You should read this guy:
“Let's say you decided you wanted to dress as Ketan Joshi, and you don some glasses, a fake beard, a red skivvy and a tan blazer. Cool! That's what I look like.
Except, you're not finished. You coat every visible inch of your visible skin in thick brown paint, and "now I'm done. Now, I look like what Ketan looks like, to me", you say.
This is a signal that the wavelength of light that my outer layer absorbs is a major part of of what I am to you. To the point that you feel I'm unrecognisable without being designated as A Brown Man. You see me as an amorphous, brown figure - a part of me that I had no involvement in creating is, according to you, a major part of me. I can never change that. That is how you see me: a brown man.
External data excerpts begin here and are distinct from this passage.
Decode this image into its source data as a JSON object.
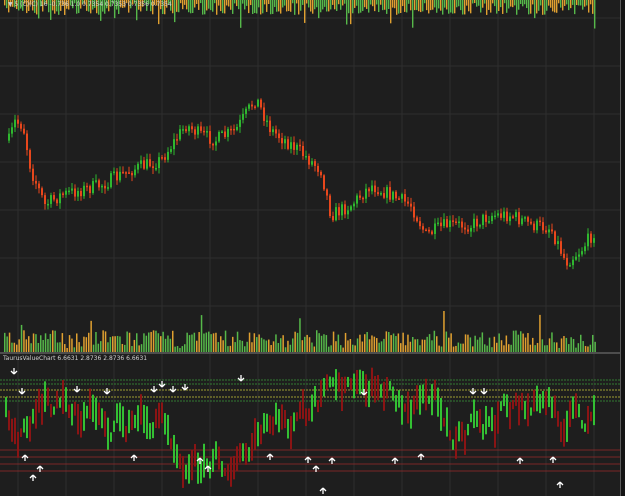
{
  "header": {
    "main_legend": "▼ 5 (C)(C) 16 -0.736 1.0 0.7354 0.7353 0.7356 0.7354",
    "indicator_legend": "TaurusValueChart 6.6631 2.8736 2.8736 6.6631"
  },
  "colors": {
    "background": "#1e1e1e",
    "grid": "#2e2e2e",
    "bull": "#2fb82f",
    "bear": "#e8471c",
    "volume_up": "#56b84a",
    "volume_down": "#e0a030",
    "value_up": "#33c033",
    "value_down": "#8a1414",
    "arrow": "#ffffff",
    "level_green": "#3a9a3a",
    "level_yellow": "#c8c83a",
    "level_red": "#9a2a2a"
  },
  "icons": {
    "buy_signal": "arrow-up-icon",
    "sell_signal": "arrow-down-icon"
  }
}
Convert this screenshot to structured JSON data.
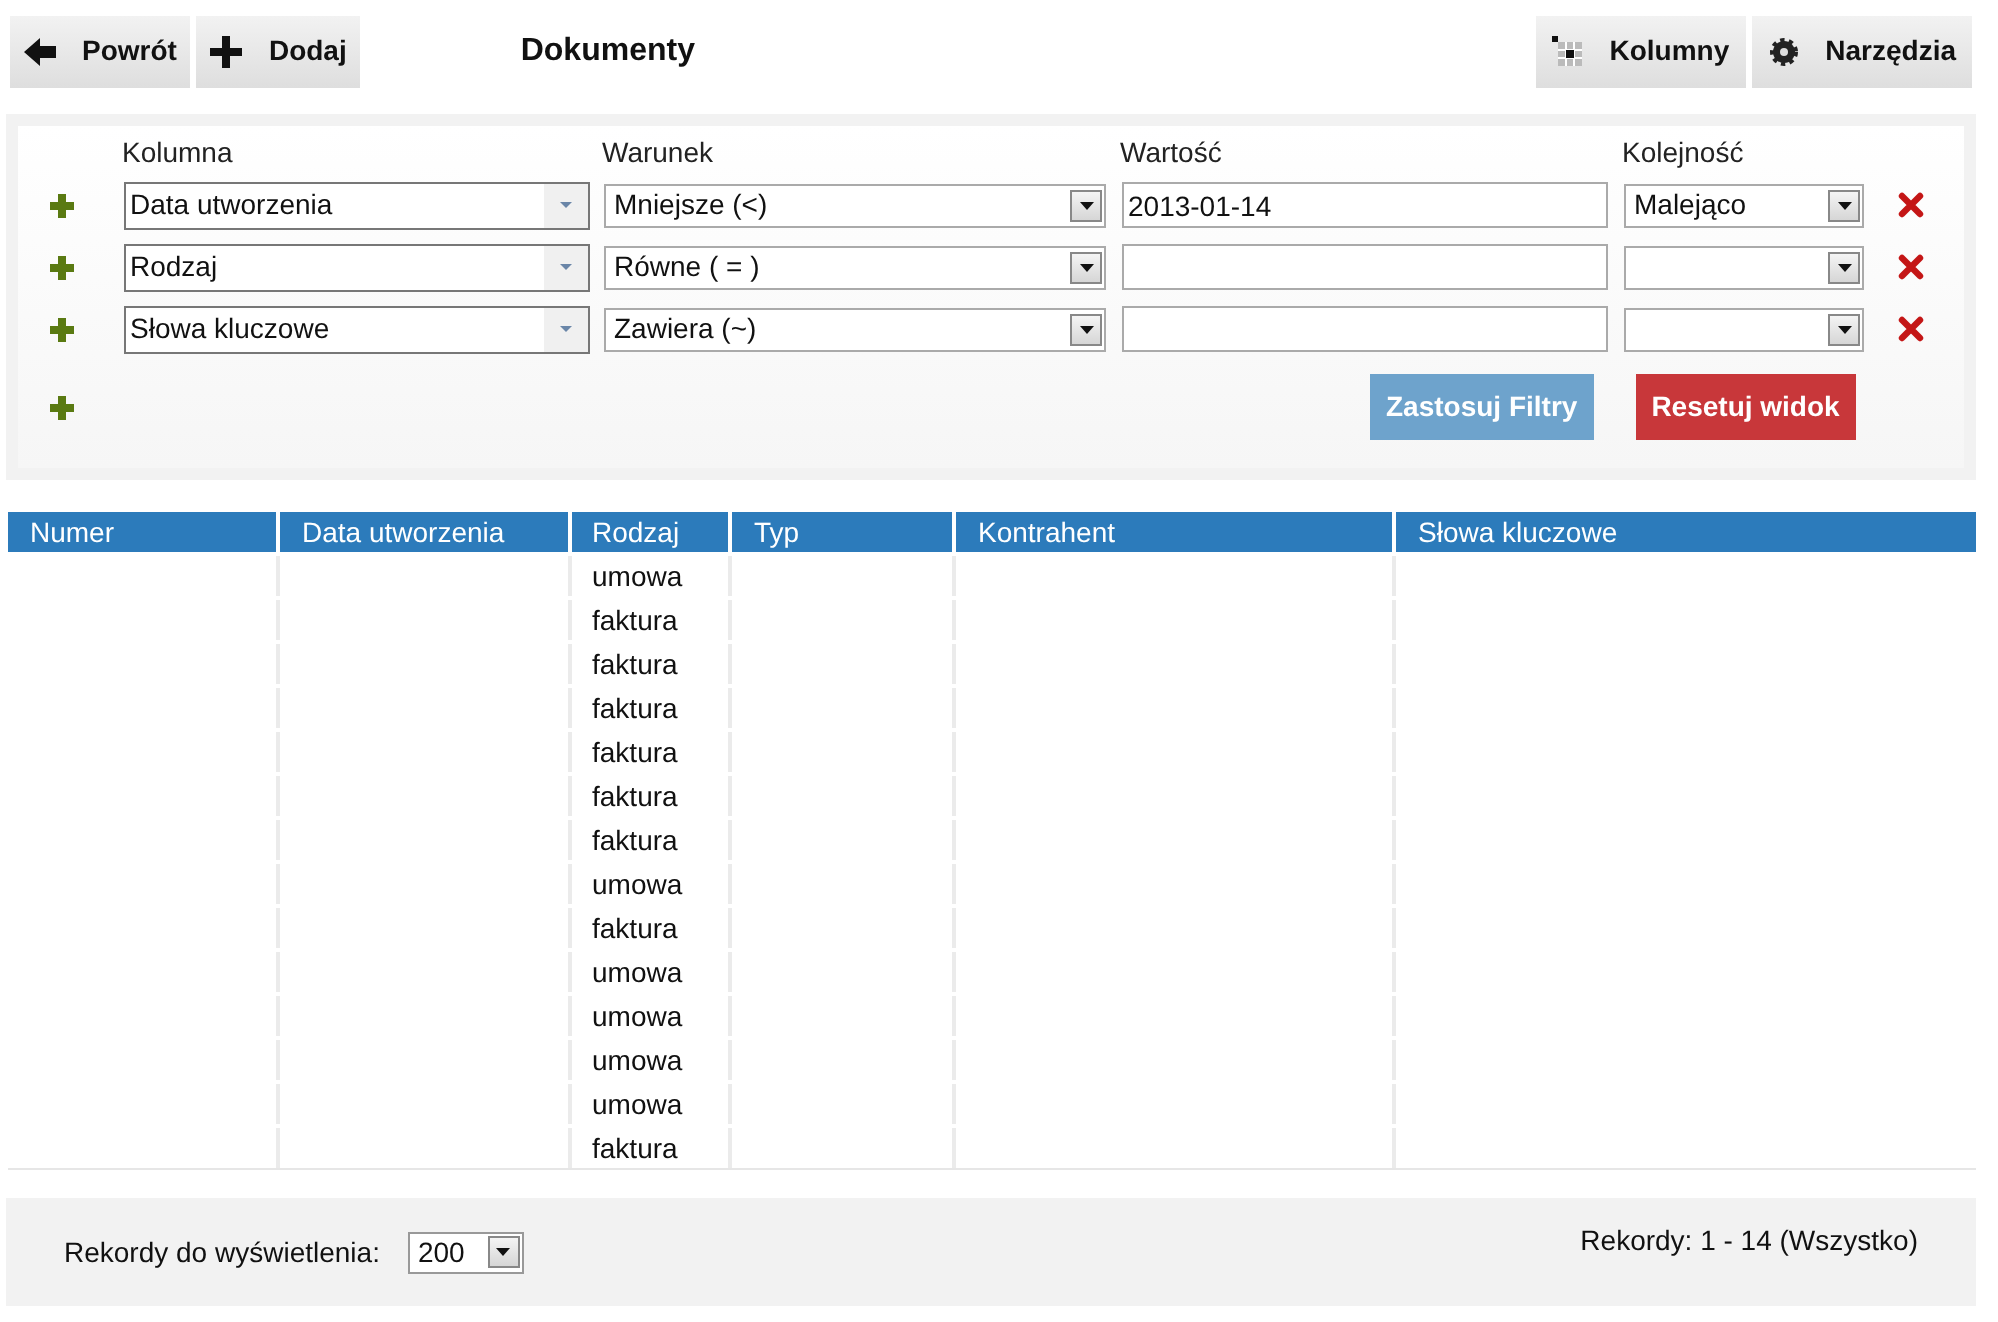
{
  "toolbar": {
    "left_buttons": [
      {
        "label": "Powrót",
        "kind": "back"
      },
      {
        "label": "Dodaj",
        "kind": "add"
      }
    ],
    "title": "Dokumenty",
    "right_buttons": [
      {
        "label": "Kolumny",
        "kind": "columns"
      },
      {
        "label": "Narzędzia",
        "kind": "tools"
      }
    ]
  },
  "filters": {
    "headers": [
      "Kolumna",
      "Warunek",
      "Wartość",
      "Kolejność"
    ],
    "rows": [
      {
        "column": "Data utworzenia",
        "condition": "Mniejsze (<)",
        "value": "2013-01-14",
        "order": "Malejąco"
      },
      {
        "column": "Rodzaj",
        "condition": "Równe ( = )",
        "value": "",
        "order": ""
      },
      {
        "column": "Słowa kluczowe",
        "condition": "Zawiera (~)",
        "value": "",
        "order": ""
      }
    ],
    "apply_button": "Zastosuj Filtry",
    "reset_button": "Resetuj widok"
  },
  "table": {
    "columns": [
      "Numer",
      "Data utworzenia",
      "Rodzaj",
      "Typ",
      "Kontrahent",
      "Słowa kluczowe"
    ],
    "rows": [
      [
        "",
        "",
        "umowa",
        "",
        "",
        ""
      ],
      [
        "",
        "",
        "faktura",
        "",
        "",
        ""
      ],
      [
        "",
        "",
        "faktura",
        "",
        "",
        ""
      ],
      [
        "",
        "",
        "faktura",
        "",
        "",
        ""
      ],
      [
        "",
        "",
        "faktura",
        "",
        "",
        ""
      ],
      [
        "",
        "",
        "faktura",
        "",
        "",
        ""
      ],
      [
        "",
        "",
        "faktura",
        "",
        "",
        ""
      ],
      [
        "",
        "",
        "umowa",
        "",
        "",
        ""
      ],
      [
        "",
        "",
        "faktura",
        "",
        "",
        ""
      ],
      [
        "",
        "",
        "umowa",
        "",
        "",
        ""
      ],
      [
        "",
        "",
        "umowa",
        "",
        "",
        ""
      ],
      [
        "",
        "",
        "umowa",
        "",
        "",
        ""
      ],
      [
        "",
        "",
        "umowa",
        "",
        "",
        ""
      ],
      [
        "",
        "",
        "faktura",
        "",
        "",
        ""
      ]
    ]
  },
  "footer": {
    "page_size_label": "Rekordy do wyświetlenia:",
    "page_size": "200",
    "records": "Rekordy: 1 - 14 (Wszystko)"
  }
}
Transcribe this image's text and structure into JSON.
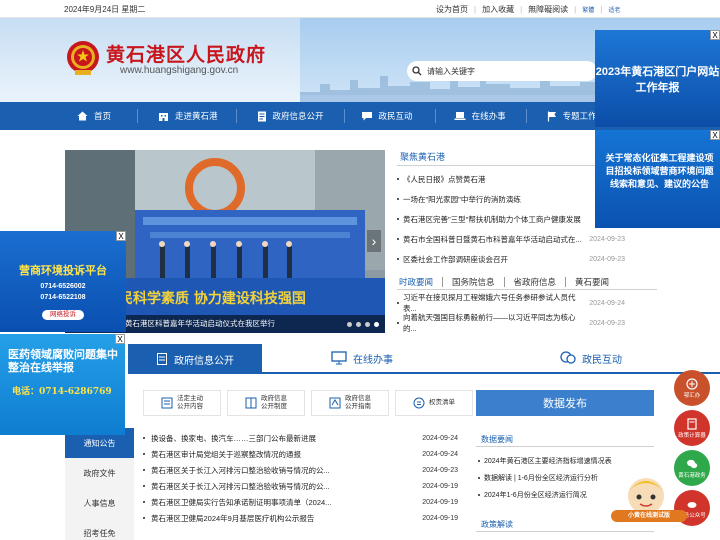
{
  "topbar": {
    "date": "2024年9月24日 星期二",
    "links": [
      "设为首页",
      "加入收藏",
      "無障礙阅读"
    ],
    "small_links": [
      "繁體",
      "适老"
    ]
  },
  "header": {
    "title": "黄石港区人民政府",
    "url": "www.huangshigang.gov.cn",
    "search_placeholder": "请输入关键字"
  },
  "nav": {
    "items": [
      {
        "label": "首页",
        "icon": "home-icon"
      },
      {
        "label": "走进黄石港",
        "icon": "building-icon"
      },
      {
        "label": "政府信息公开",
        "icon": "doc-icon"
      },
      {
        "label": "政民互动",
        "icon": "chat-icon"
      },
      {
        "label": "在线办事",
        "icon": "laptop-icon"
      },
      {
        "label": "专题工作",
        "icon": "flag-icon"
      }
    ]
  },
  "slider": {
    "caption": "黄石港区科普嘉年华活动启动仪式在我区举行"
  },
  "focus": {
    "tab": "聚焦黄石港",
    "items": [
      {
        "title": "《人民日报》点赞黄石港",
        "date": ""
      },
      {
        "title": "一场在\"阳光家园\"中举行的消防演练",
        "date": ""
      },
      {
        "title": "黄石港区完善\"三型\"帮扶机制助力个体工商户健康发展",
        "date": ""
      },
      {
        "title": "黄石市全国科普日暨黄石市科普嘉年华活动启动式在...",
        "date": "2024-09-23"
      },
      {
        "title": "区委社会工作部调研座谈会召开",
        "date": "2024-09-23"
      }
    ]
  },
  "tabs2": {
    "items": [
      "时政要闻",
      "国务院信息",
      "省政府信息",
      "黄石要闻"
    ]
  },
  "list2": {
    "items": [
      {
        "title": "习近平在接见探月工程嫦娥六号任务参研参试人员代表...",
        "date": "2024-09-24"
      },
      {
        "title": "向着航天强国目标勇毅前行——以习近平同志为核心的...",
        "date": "2024-09-23"
      }
    ]
  },
  "sections": {
    "tabs": [
      "政府信息公开",
      "在线办事",
      "政民互动"
    ]
  },
  "gov": {
    "side_tabs": [
      "通知公告",
      "政府文件",
      "人事信息",
      "招考任免"
    ],
    "icon_buttons": [
      {
        "label": "法定主动\n公开内容",
        "icon": "stamp-icon"
      },
      {
        "label": "政府信息\n公开制度",
        "icon": "book-icon"
      },
      {
        "label": "政府信息\n公开指南",
        "icon": "guide-icon"
      },
      {
        "label": "权责清单",
        "icon": "list-icon"
      }
    ],
    "notices": [
      {
        "title": "换设备、换家电、换汽车……三部门公布最新进展",
        "date": "2024-09-24"
      },
      {
        "title": "黄石港区审计局党组关于巡察整改情况的通报",
        "date": "2024-09-24"
      },
      {
        "title": "黄石港区关于长江入河排污口整治验收销号情况的公...",
        "date": "2024-09-23"
      },
      {
        "title": "黄石港区关于长江入河排污口整治验收销号情况的公...",
        "date": "2024-09-19"
      },
      {
        "title": "黄石港区卫健局实行告知承诺制证明事项清单（2024...",
        "date": "2024-09-19"
      },
      {
        "title": "黄石港区卫健局2024年9月基层医疗机构公示报告",
        "date": "2024-09-19"
      }
    ]
  },
  "release": {
    "label": "数据发布",
    "sub1": "数据要闻",
    "items": [
      "2024年黄石港区主要经济指标增速情况表",
      "数据解读 | 1-6月份全区经济运行分析",
      "2024年1-6月份全区经济运行简况"
    ],
    "sub2": "政策解读"
  },
  "ads": {
    "right1": "2023年黄石港区门户网站工作年报",
    "right2": "关于常态化征集工程建设项目招投标领域营商环境问题线索和意见、建议的公告",
    "left1_title": "营商环境投诉平台",
    "left1_phones": [
      "0714-6526002",
      "0714-6522108"
    ],
    "left1_button": "网络投诉",
    "left2_title": "医药领域腐败问题集中整治在线举报",
    "left2_phone": "电话：0714-6286769",
    "close": "X"
  },
  "right_sidebar": {
    "items": [
      "鄂汇办",
      "政策计算器",
      "黄石港政务",
      "政务公众号"
    ]
  },
  "mascot": {
    "label": "小黄在线测试版"
  },
  "colors": {
    "primary": "#1a5fb0",
    "title_red": "#c8161d"
  }
}
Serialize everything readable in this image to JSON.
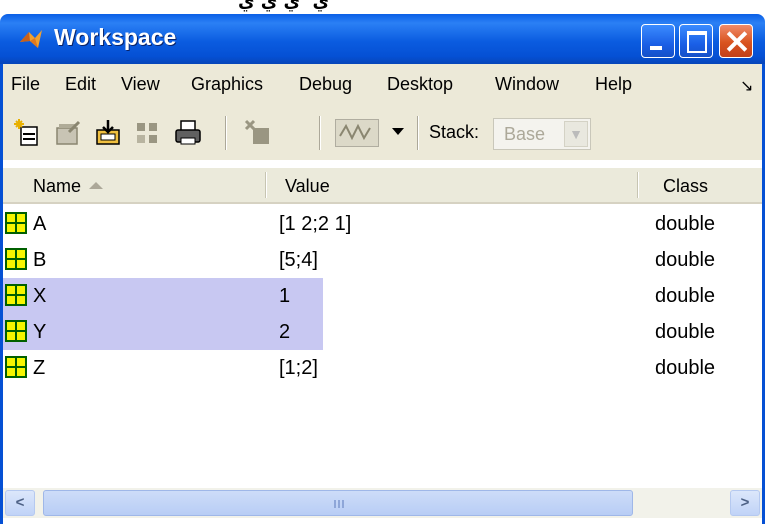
{
  "window": {
    "title": "Workspace",
    "buttons": {
      "minimize": "minimize-icon",
      "maximize": "maximize-icon",
      "close": "close-icon"
    }
  },
  "menu": {
    "items": [
      "File",
      "Edit",
      "View",
      "Graphics",
      "Debug",
      "Desktop",
      "Window",
      "Help"
    ],
    "overflow": "↘"
  },
  "toolbar": {
    "icons": [
      "new-variable-icon",
      "open-variable-icon",
      "import-data-icon",
      "save-icon",
      "print-icon",
      "delete-icon",
      "plot-icon"
    ],
    "stack_label": "Stack:",
    "stack_value": "Base"
  },
  "table": {
    "columns": {
      "name": "Name",
      "value": "Value",
      "class": "Class"
    },
    "sort": "name-ascending",
    "rows": [
      {
        "name": "A",
        "value": "[1 2;2 1]",
        "class": "double",
        "selected": false
      },
      {
        "name": "B",
        "value": "[5;4]",
        "class": "double",
        "selected": false
      },
      {
        "name": "X",
        "value": "1",
        "class": "double",
        "selected": true
      },
      {
        "name": "Y",
        "value": "2",
        "class": "double",
        "selected": true
      },
      {
        "name": "Z",
        "value": "[1;2]",
        "class": "double",
        "selected": false
      }
    ]
  },
  "colors": {
    "titlebar": "#0550d4",
    "selection": "#c8c8f2",
    "chrome": "#ece9d8"
  }
}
This is why it really hurts people who belong to a group that is visibly different, when you collectively rise up and say to them 'a feature of your body is a costume, to me. It's a bit of you that you can never disown, and you have no say in how much of you it comprises. We decide, and you have no power to stop this. Even if you ask us to stop, we won't. If you tell us it hurts, that it cuts you to the core, we won't stop’. “
- Ketan Joshi
Facebook post, 22 February 2016
(from a comment responding to ABC Video’s ‘The Drum’ where a white presenter asked a variety of white guests if blackface was offensive… including Senator Jacqui Lambie)
* * *
I’m trying to teach children the value of empathy. I’m trying to teach them that their friend’s experiences are not the same as theirs. I really want them to understand that when someone says…
“Please believe me that this is upsetting me”
… that they will actually listen.
They won’t try to argue or justify their right to hurt another person or make fun of them for being so weak or sensitive.
They’ll just listen.
And even if they don’t fully understand WHY it’s upsetting to that person, they will recognise that stopping is more important than just having a bit of fun.